The discussions related to sustainability and transportation are topics that politicians, industries, people, and researchers are interested in. It is worth noting that evaluating the transportation of countries has a significant impact on cities in terms of policy and resources (Wątróbski et al. 2022). Countries with lower efficiency levels set regulations and standards that cities are required to implement. Furthermore, if countries with low-efficiency levels try to improve their transportation programs, cities will necessarily be involved in the improvement plan.

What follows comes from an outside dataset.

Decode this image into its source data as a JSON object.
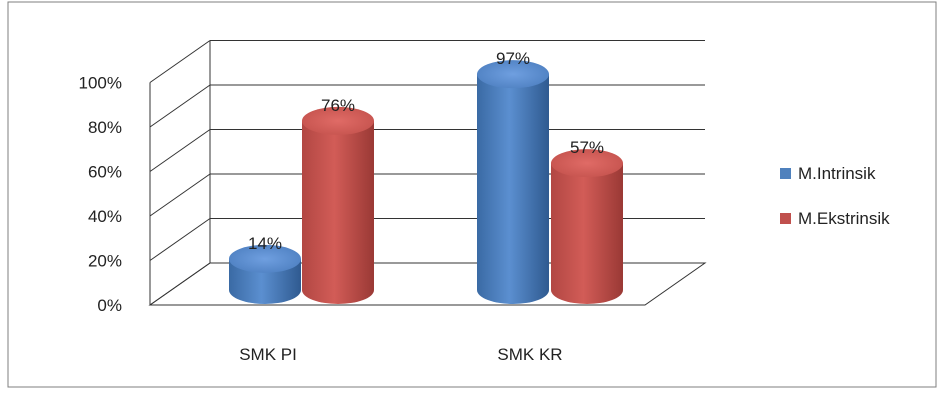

Thus, it is necessary to anticipate and provide the necessary resources (e.g., financial resources for investment) required by cities.

In this study, two models are proposed to evaluate the sustainability performance of road transportation in different countries.

Model (1)

In this model, the efficiency score of each country is measured relative to other countries, in each iteration, with regard to sustainability. This model is represented in Formulas (6), (7), (8), (9), (10), (11), (12), and (13). In this model, each country should be separately compared to other countries during each year. It is worth mentioning that the proposed multi-objective model considers wider dimensions compared to the research literature models. Our models not only minimize the weighted sum of the input of the DMU under investigation but also optimize the ideal and anti-ideal DMUs at the same time. In addition, considering the amount of deviations can create more differentiation in the calculation of the efficiency score of the DMUs.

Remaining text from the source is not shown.